Jorge Mayet: É preciso sair da ilha para ver a ilha
qui., 27 de nov.
|São Paulo


Horário e local
27 de nov. de 2025, 18:00 – 12 de fev. de 2026, 18:00
São Paulo, Alameda Lorena, 1257 - casa 1 - Jardins, São Paulo - SP, 01424-001, Brasil
É preciso sair da ilha para ver a ilha
Olhar para longe para ver aquilo que está tão perto, ou sair da ilha para ver a ilha, a qual não veremos se não sairmos de nós — escreveu José Saramago em O conto da ilha desconhecida —, é a operação que muitas vezes Jorge Mayet evoca para desenvolver seus trabalhos.
Nascido e criado em Havana, o artista deixa Cuba logo após virar mestre em Artes Visuais pela Academia Nacional de Bellas Artes San Alejandro, em 1993. Depois de um ano e meio na Itália, ele segue para a ilha de Maiorca, Espanha, onde vive por 32 anos, mudando-se para o Rio de Janeiro em 2017, onde reside até hoje com sua família. Foi nesse processo de se tornar um artista imigrante que ele então conseguiu olhar com distanciamento para seu país de origem e transformar sua jornada em arte.
Neto de pintor, por parte materna, filho de mãe estilista de moda e de pai artista e subdiretor na mesma universidade em que ele concluiu seus estudos, foi em Cuba que Jorge Mayet iniciou seu repertório imagético, conceitual e técnico. Com uma herança artística passada de geração em geração, a excelência de sua prática é impressionante, a ponto de muitas vezes suscitar dúvidas se sua pintura é ou não uma fotografia.

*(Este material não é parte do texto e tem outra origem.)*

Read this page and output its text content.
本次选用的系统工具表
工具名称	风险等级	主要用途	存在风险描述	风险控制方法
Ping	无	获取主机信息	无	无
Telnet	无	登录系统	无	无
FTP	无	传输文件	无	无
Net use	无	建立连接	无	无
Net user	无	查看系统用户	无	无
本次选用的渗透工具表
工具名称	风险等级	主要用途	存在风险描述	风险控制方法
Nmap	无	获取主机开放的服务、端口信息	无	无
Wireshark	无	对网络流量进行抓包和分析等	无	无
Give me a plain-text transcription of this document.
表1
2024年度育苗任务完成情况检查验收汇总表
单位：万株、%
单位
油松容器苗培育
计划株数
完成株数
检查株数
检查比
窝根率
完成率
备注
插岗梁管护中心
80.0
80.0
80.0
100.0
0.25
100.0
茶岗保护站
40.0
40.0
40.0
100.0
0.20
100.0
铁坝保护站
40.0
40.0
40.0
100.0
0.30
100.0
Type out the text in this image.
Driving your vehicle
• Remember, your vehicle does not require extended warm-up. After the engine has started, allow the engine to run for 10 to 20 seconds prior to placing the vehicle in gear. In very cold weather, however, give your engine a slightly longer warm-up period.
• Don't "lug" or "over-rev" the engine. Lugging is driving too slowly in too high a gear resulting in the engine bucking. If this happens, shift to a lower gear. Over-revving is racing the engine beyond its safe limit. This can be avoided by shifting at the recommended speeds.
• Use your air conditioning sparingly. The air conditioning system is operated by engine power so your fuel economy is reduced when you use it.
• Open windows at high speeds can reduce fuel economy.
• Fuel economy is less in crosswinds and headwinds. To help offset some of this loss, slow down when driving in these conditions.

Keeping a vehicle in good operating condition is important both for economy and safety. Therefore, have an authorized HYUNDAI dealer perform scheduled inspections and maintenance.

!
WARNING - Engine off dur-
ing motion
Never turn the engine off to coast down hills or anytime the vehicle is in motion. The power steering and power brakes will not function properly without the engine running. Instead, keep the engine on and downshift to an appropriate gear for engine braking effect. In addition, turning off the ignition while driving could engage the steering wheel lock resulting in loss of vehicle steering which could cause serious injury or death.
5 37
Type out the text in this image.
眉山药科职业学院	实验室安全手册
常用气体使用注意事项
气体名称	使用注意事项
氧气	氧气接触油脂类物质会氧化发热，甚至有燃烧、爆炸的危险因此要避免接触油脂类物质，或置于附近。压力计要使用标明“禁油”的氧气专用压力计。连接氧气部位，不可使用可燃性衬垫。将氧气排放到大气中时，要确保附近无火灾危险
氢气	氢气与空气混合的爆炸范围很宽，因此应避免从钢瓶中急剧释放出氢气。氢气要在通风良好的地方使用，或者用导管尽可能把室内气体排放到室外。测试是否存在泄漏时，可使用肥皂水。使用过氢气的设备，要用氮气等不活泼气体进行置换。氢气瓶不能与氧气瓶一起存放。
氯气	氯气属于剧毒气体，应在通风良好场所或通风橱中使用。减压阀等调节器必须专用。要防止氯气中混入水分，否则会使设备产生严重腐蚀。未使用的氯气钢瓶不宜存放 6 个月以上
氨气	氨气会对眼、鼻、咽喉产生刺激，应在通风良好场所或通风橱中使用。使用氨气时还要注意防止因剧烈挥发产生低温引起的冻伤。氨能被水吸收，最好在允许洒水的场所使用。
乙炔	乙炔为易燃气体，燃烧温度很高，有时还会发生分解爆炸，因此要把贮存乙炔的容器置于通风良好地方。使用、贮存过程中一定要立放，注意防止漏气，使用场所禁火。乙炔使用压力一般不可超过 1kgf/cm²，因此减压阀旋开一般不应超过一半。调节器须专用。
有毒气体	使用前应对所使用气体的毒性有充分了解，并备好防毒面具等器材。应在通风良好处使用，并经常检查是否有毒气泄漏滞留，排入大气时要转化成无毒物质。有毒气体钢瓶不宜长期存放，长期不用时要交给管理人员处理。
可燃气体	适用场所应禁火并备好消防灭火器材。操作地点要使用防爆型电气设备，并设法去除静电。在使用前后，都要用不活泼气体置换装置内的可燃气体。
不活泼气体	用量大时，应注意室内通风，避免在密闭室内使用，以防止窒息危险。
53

Além do inebriamento causado por seu rigor técnico, três signos visuais cubanos costumam estar presentes em sua produção: as árvores flamboyant e palmeira-real-de-cuba, a construção vernacular do bohío e a formação geológica de uma ilha oceânica.
Mesmo não sendo endógeno de Cuba, o flamboyant é uma árvore de Madagáscar que se adaptou bem ao clima tropical do Caribe, integrando-se à cultura local tanto quanto à nativa palmeira-real-de-cuba — esta última presente no escudo do país. Associado a uma perspectiva espiritual, com a vagem do flamboyant se faz um chocalho usado na santeria, religião afro-caribenha; sendo alguns espaços dedicados às cerimônias sob a sombra daquela árvore.
Contudo, a carga espiritual da obra de Jorge Mayet não se limita à representação do flamboyant, uma vez que é pela representação da natureza como um todo que o artista anuncia a presença divina por uma compreensão simbólica e sensível. Independentemente da religião de quem a aprecia, ainda que não tenha nenhuma, é pulsante o tema da natureza enquanto divindade responsável pela origem da vida, do mundo e de tudo aquilo que o homem cria e nomeia de cultura.
É nesse processo de conectar o cultural com o natural que a construção do bohío — casa típica das famílias cubanas camponesas, feita com palha — se apresenta em confluência com a própria paisagem da ilha e de seus habitantes. Cria-se então o bohío-pássaro, bohío-polvo, bohío-árvore, bohío-arraia, bohío-mar, bohío-raio, e assim por diante. Possibilidades infinitas dessa morada acompanhar Jorge Mayet em sua própria natureza, independentemente do local em que ele se encontra geograficamente.
Embora seja preciso sair da ilha para ver a ilha, isso não significa que ela saia de dentro de quem a vê. É nesse lugar poético e metafórico que a produção de Jorge Mayet pode ser lida como a materialização daquele que cria para ter um lugar no mundo, um pedaço de terra para germinar suas próprias raízes — nem que esse pedaço de terra seja a escultura ou a pintura de uma ilha. É no campo da arte que o artista cria suas raízes, flutuantes, livres e capazes de se adaptarem aos mais diversos contextos.